= Heparinoid =

Class of polysaccharides

Heparinoids are glycosaminoglycans which are chemically and pharmacologically related to heparin. They include oligosaccharides and sulfated polysaccharides of plant, animal, or synthetic origin. Multiple scientific studies have been conducted on heparinoids.

Heparinoids, like heparin, act by interacting with heparin binding proteins, generally through ionic interactions or hydrogen bonding. Some examples of heparin binding proteins include antithrombin III. It is thought that much protein interaction with heparin is not direct, and instead heparin binding protein actually interact with glycosaminoglycan (GAG) side chains or mucins bound to the heparin polymer, so it is possible that heparinoids interact with these proteins in a similar way, acquiring GAG side chains in vivo. One counterexample is the protein chymase, which directly binds to heparin.

==Sulfated polysaccharides==

=== From animal tissues ===
Dermatan sulfate is one example of a compound that is classified as a heparinoid. It is a naturally occurring polysaccharide of O-sulfated N-acetyl-D-galatosamine, L-iduronic acid, and D-glucuronic acid that has been clinically used as an antithrombotic agent.

Chondroitin sulfate shows slightly less biological activity than dermatan sulfate, and is composed of O-sulfated N-acetyl-D-galatosamine and D-glucuronic acid. It is theorized that this change in efficacy is related to the absence of L-induronic acid, which affects the flexibility of the polymer chain.

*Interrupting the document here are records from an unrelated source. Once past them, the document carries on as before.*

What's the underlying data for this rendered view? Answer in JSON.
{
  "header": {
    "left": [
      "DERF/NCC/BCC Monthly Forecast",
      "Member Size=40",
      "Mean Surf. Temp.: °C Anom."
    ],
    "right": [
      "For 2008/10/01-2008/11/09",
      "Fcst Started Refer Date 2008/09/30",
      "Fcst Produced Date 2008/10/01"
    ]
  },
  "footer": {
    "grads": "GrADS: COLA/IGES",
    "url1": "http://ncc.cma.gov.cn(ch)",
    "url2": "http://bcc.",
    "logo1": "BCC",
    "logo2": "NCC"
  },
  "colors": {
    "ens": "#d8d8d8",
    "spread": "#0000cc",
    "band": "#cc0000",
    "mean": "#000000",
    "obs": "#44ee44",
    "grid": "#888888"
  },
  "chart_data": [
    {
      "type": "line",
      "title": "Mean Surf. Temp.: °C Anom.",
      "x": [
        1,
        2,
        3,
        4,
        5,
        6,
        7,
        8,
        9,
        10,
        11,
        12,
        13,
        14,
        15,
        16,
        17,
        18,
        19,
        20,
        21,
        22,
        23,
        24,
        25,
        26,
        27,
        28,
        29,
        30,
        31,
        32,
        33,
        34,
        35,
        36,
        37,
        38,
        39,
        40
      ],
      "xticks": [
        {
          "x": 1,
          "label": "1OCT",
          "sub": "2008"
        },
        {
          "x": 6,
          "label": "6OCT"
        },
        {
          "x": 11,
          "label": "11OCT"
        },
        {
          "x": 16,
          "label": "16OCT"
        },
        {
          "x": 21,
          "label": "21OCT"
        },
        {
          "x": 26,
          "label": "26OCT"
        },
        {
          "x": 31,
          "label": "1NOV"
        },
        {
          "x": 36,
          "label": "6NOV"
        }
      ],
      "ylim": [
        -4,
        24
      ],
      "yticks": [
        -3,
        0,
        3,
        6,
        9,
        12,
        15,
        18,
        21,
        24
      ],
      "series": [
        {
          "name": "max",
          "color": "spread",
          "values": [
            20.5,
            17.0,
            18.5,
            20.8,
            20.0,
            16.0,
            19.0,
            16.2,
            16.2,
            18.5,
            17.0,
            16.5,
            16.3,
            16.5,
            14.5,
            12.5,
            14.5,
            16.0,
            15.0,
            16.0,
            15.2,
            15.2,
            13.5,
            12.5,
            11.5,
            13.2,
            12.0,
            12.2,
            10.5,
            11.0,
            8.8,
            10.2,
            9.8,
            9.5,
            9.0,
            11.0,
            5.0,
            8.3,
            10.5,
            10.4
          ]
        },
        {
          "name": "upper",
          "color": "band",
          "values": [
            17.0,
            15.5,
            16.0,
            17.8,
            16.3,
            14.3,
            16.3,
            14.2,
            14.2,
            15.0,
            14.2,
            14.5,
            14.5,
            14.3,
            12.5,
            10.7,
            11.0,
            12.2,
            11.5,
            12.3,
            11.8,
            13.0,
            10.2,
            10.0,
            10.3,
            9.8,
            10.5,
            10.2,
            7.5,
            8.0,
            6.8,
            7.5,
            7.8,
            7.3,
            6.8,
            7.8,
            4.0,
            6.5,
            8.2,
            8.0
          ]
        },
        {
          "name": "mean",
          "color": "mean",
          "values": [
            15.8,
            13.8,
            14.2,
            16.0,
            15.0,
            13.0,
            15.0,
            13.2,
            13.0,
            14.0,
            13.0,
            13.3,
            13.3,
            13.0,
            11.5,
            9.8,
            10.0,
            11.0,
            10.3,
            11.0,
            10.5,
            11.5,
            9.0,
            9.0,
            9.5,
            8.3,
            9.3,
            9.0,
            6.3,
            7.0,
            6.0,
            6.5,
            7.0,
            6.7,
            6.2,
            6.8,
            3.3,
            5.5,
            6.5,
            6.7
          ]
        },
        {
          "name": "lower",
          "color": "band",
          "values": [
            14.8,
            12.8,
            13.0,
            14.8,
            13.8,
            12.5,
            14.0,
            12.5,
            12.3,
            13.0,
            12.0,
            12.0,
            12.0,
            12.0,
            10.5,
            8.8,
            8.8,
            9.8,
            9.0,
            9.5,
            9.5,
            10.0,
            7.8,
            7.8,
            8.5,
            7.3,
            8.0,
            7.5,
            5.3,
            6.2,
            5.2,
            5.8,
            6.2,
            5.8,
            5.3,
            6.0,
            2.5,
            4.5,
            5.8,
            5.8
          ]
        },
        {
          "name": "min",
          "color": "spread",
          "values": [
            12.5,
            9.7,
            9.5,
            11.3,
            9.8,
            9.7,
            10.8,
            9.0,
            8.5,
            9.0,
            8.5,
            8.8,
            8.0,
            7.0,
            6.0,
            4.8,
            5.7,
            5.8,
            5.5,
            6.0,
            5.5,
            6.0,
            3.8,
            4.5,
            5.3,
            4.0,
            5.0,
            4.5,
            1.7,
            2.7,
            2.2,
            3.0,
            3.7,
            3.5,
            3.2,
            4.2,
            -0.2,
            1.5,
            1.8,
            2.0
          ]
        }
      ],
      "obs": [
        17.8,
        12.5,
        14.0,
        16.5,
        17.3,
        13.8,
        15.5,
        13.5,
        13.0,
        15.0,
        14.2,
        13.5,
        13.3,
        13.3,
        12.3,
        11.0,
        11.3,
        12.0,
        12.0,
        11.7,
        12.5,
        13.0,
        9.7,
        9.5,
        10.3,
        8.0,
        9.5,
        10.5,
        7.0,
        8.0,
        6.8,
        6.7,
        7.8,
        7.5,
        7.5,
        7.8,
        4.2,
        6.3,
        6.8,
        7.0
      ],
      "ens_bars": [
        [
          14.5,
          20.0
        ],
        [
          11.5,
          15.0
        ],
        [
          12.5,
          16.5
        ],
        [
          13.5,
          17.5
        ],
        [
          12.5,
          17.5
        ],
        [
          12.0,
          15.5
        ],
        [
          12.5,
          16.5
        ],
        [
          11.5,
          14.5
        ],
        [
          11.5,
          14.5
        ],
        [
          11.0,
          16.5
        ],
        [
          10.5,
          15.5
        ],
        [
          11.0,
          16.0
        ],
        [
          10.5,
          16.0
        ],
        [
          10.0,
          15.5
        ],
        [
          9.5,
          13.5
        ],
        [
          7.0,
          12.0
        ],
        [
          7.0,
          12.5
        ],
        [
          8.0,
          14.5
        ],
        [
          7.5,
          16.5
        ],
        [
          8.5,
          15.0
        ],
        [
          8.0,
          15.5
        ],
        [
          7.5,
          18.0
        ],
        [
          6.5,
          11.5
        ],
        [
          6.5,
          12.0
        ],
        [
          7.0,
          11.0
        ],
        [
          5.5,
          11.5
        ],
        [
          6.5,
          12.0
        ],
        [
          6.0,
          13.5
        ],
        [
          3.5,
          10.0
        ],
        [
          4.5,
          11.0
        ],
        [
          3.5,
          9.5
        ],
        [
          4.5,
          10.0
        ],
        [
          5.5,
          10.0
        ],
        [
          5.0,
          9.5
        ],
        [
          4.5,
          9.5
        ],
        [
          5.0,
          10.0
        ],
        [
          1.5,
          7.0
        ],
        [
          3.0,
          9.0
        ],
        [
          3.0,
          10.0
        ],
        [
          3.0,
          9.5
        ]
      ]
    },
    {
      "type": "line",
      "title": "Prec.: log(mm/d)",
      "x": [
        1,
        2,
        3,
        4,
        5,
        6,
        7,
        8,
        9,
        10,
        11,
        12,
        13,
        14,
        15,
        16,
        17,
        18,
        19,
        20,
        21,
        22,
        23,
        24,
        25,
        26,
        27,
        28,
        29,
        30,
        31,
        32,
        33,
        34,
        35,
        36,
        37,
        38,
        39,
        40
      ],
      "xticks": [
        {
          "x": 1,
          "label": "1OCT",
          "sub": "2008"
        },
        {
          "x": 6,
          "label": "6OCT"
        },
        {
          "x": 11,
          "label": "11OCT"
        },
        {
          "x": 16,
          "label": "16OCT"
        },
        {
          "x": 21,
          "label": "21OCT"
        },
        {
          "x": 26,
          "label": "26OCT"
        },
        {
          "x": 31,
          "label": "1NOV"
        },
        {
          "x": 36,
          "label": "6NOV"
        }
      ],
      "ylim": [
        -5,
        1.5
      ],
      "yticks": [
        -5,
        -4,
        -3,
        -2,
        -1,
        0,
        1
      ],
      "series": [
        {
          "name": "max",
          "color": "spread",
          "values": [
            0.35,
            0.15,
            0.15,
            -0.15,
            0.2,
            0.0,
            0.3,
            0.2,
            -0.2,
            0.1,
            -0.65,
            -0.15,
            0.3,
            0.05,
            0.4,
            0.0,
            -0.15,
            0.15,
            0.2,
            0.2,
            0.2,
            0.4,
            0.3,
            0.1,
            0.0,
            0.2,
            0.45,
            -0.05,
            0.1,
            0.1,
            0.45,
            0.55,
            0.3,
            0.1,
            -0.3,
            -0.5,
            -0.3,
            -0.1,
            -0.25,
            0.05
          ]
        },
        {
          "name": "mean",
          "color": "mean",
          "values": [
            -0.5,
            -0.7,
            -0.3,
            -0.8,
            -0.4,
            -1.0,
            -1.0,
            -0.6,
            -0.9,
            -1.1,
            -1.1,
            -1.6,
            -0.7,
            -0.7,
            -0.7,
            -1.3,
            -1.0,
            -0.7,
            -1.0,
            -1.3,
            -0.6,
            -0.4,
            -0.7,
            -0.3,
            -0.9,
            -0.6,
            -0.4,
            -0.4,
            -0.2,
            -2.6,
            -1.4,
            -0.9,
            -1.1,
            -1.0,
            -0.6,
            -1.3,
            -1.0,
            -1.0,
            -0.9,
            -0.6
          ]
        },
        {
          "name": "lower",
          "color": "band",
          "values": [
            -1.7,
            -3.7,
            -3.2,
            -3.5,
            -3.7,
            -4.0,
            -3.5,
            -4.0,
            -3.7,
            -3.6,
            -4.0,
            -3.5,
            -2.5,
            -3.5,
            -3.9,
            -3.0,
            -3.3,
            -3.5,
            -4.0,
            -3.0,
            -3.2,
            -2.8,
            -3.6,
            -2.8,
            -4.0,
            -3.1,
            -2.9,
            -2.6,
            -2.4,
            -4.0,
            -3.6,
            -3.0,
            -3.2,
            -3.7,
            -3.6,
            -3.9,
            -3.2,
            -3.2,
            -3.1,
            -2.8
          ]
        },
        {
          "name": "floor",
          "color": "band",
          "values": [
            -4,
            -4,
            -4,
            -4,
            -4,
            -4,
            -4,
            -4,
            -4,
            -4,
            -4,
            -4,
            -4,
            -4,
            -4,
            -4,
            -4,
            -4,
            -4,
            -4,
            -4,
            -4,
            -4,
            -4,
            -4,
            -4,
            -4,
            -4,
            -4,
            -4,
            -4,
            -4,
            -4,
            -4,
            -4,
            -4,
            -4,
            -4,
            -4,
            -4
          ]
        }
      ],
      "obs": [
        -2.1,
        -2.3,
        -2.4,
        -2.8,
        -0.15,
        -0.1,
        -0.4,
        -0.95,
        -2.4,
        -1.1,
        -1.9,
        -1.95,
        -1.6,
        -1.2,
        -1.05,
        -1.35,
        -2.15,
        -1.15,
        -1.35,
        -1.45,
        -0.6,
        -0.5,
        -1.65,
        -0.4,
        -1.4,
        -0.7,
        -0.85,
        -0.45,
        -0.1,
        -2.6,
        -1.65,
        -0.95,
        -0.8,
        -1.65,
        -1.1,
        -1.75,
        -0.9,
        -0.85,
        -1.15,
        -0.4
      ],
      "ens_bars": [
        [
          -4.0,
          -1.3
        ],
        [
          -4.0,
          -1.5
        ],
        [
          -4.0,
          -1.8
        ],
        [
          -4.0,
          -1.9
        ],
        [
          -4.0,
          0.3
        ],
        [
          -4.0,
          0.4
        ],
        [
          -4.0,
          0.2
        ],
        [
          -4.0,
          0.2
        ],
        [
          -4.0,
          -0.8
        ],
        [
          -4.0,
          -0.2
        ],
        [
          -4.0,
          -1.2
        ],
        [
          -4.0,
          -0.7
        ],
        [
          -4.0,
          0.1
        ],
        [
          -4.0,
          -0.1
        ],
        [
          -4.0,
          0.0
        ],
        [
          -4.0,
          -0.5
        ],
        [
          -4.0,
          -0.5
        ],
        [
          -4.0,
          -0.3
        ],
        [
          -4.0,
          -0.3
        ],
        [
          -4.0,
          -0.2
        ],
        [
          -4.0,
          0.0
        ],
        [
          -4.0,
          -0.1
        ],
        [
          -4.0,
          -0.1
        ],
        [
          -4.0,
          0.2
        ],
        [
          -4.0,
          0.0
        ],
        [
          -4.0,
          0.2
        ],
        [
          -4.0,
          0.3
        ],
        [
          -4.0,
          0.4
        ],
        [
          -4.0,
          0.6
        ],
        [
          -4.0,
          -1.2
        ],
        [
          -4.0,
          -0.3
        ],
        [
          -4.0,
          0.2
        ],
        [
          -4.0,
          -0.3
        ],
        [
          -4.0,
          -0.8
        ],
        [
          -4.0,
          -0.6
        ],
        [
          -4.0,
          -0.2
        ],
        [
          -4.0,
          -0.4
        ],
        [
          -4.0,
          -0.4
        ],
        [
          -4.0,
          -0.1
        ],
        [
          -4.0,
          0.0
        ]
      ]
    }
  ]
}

Acharan sulfate is a heparinoid that is naturally produced by the giant African land snail, Lissachatina fulica. Keratan sulfate is a heparinoid that is a component of cartilage. It is found in the cornea.

Chitin, a component of insect shells and fungal structures, can be de-N-acetylated to form chitosan, which when sulfated has a significant chemical similarity to heparin. In fact, it inhibits thrombin by affecting ATIII.

Lepirudin is a recombinant preparation of the polypeptide anticoagulant secreted by leeches and is used in patients with heparin induced thrombocytopenia.

=== From plant sources ===
Fucoidan is a polymer composed of sulfated L-fucose.

Carrageenans are isolated from algae.

Hyaluronan functions as a heparinoid when it is sulfated. Intra-articular injections of hyaluronic acid are used to mitigate pain and treat symptoms of osteoarthritis in the knee, but such injections are correlated with increased risk of serious side effects.

Alginic acid functions as a heparinoid when it is sulfated.

Pentosan from the bark of Fagus sylvatica, when sulfated, acts with one-tenth of the efficacy of heparin.

=== From microbial sources ===
K5 polysaccharide from E. coli acts as a heparinoid when it is sulfated.

==History==

Heparin was first isolated from dog liver by medical student Jay McClean in 1916. Jorpes discovered the structure of the heparin polysaccharide in 1935, identifying that it is a highly sulfated polymer of glycosaminoglycoglycan (GAG) and uronic acid. Around that time, heparin began to be used in the prophylaxis and treatment of post-operative thrombosis.

==Production==

There is no industrial process for the complete synthesis of heparin; heparin is isolated from animal tissue - generally bovine lung, porcine, and intestinal mucosa. Heparinoids generally are also naturally occurring polysaccharides, and similarly need to be purified from the plant or animal tissue that produces them.

==Regulation==

There is no internationally accepted molecular standard for the composition of heparin, as it is a complex polymer of GAG units and uronic acids (including D-glucuronic acid, L-iduronic acid, and D-glucosamine). Position of N-acetyl, N-sulfate, and O-sulfate groups in these uronic acids can vary, as can the branching patterns of the chain. This generates an extraordinary amount of variability between molecules of heparin. Current USP standards for heparin limit levels of contamination with dermatan, chondroitin, and over-sulfated chondroitin sulfate, as well as galactosamine levels in the sample, as determined by HPLC, H-NMR, and Strong Anion Exchange Chromatography.